This app was designed to aid you to determine how much debt you could afford compared to your existing income. This app will tell you the ratio between your current income and debt.
What is a debt-to-income ratio?
Debt-to-income ratio (DTI) is the amount of your total monthly bills divided by how much money you make a month. It allows lenders to determine the likelihood that you would be able to repay a loan.
For instance, if you pay $2,000 a month for a mortgage, $300 a month for an auto loan and $700 a month for the rest of your bills, you have a total monthly debt of $3,000.
If your gross monthly income is $7,000, you divide that into the debt ($3,000 / 7,000) and your debt-to-income ratio is 42.8%.
Most lenders would like your debt-to-income ratio to be under 35%. However, you can receive a qualified mortgage with as high as a 43% debt-to-income ratio.
According to the Federal Reserve Board, the household debt service payments and financial obligations as a percentage of disposable personal income was 10.1% in the first quarter of 2017. That is down from the high of 18.1 in December of 2009.

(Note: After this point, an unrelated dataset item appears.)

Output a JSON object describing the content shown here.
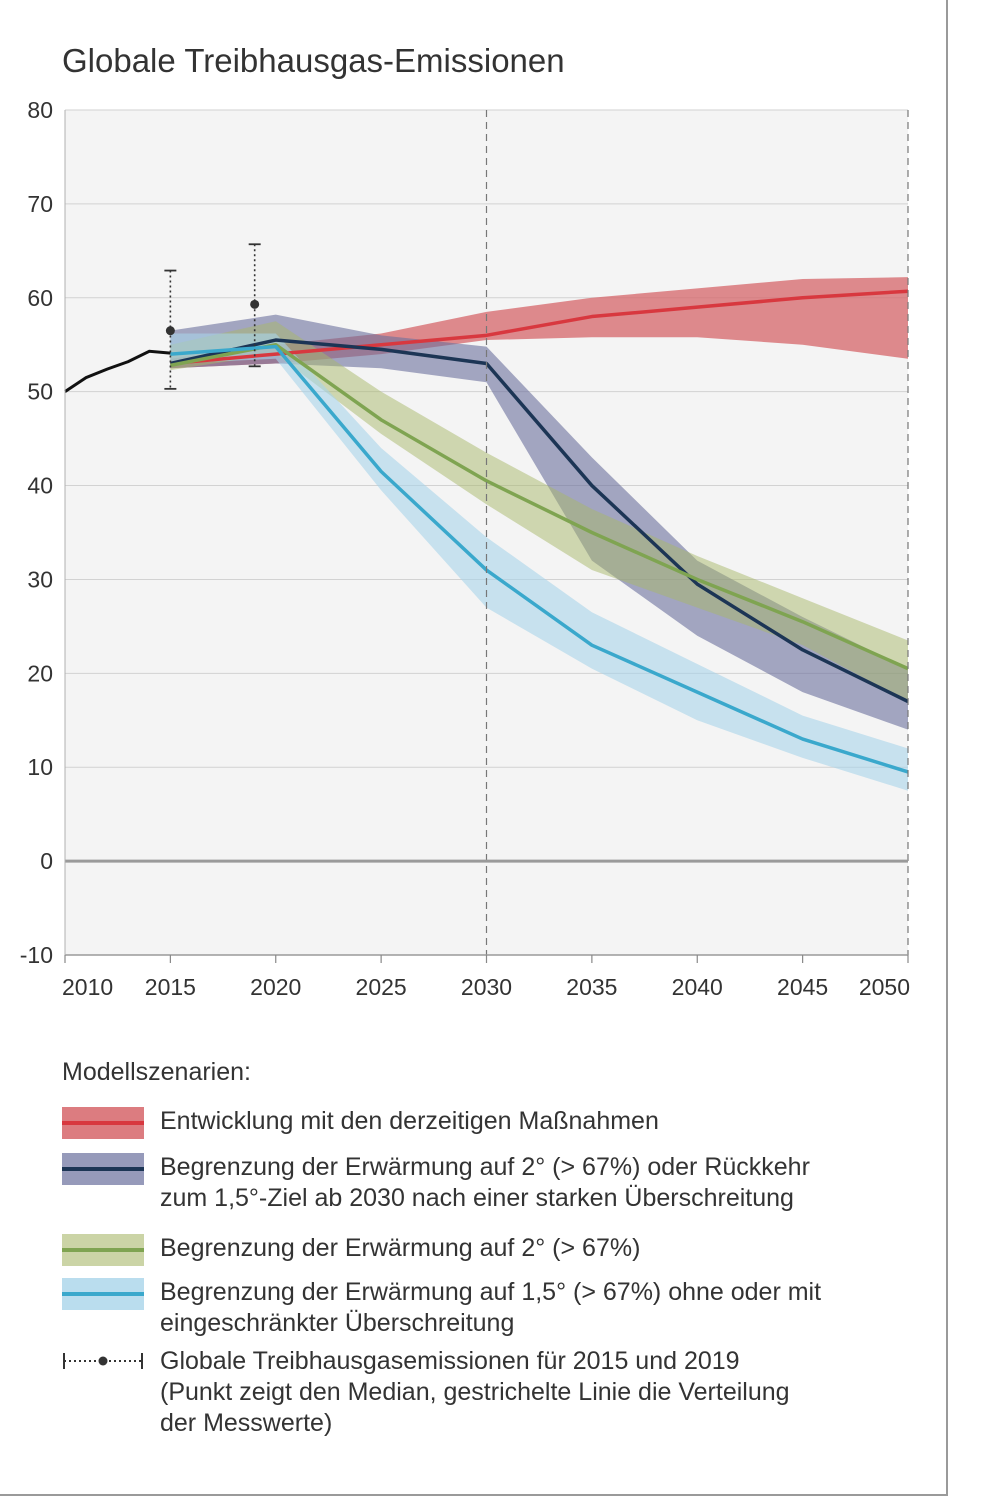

The ratio is best figured on a monthly basis. For example, if your monthly take-home pay is $2,000 and you pay $400 per month in debt payment for loans and credit cards, your debt-to-income ratio is 20 percent ($400 divided by $2,000 = .20).
Put another way, the ratio is a percent of your income that is pre-promised to debt payments. If your ratio is 40%, that means you have pre-promised 40% of your future income to pay debts.
Why Debt-To-Income Ratio % Matters
While there is no law establishing a definitive debt-to-income ratio that requires lenders to make a loan, there are some accepted standards, especially as it regard federal home loans.
For example, if you qualify for a VA loan, the department of Veteran Affairs guidelines suggest a 41% debt-to-income ratio. FHA loans will allow for a ratio of 43%. It is possible to get a VA or FHA loan with a higher ratio, but only when there compensating factors.
The ratio needed for conventional loans varies, depending on the lending institution. Most banks rely on the 43% figure for debt-to-income, but it could be as high as 50%, depending on factors like income and credit card debt. Larger lenders, with large assets, are more likely to accept consumers with a high income-to-debt ratio, but only if they have a personal relationship with the customer or believe there is enough income to cover all debts.
Remember, evidence shows that the higher the ratio, the more likely the borrower is going to have problems paying.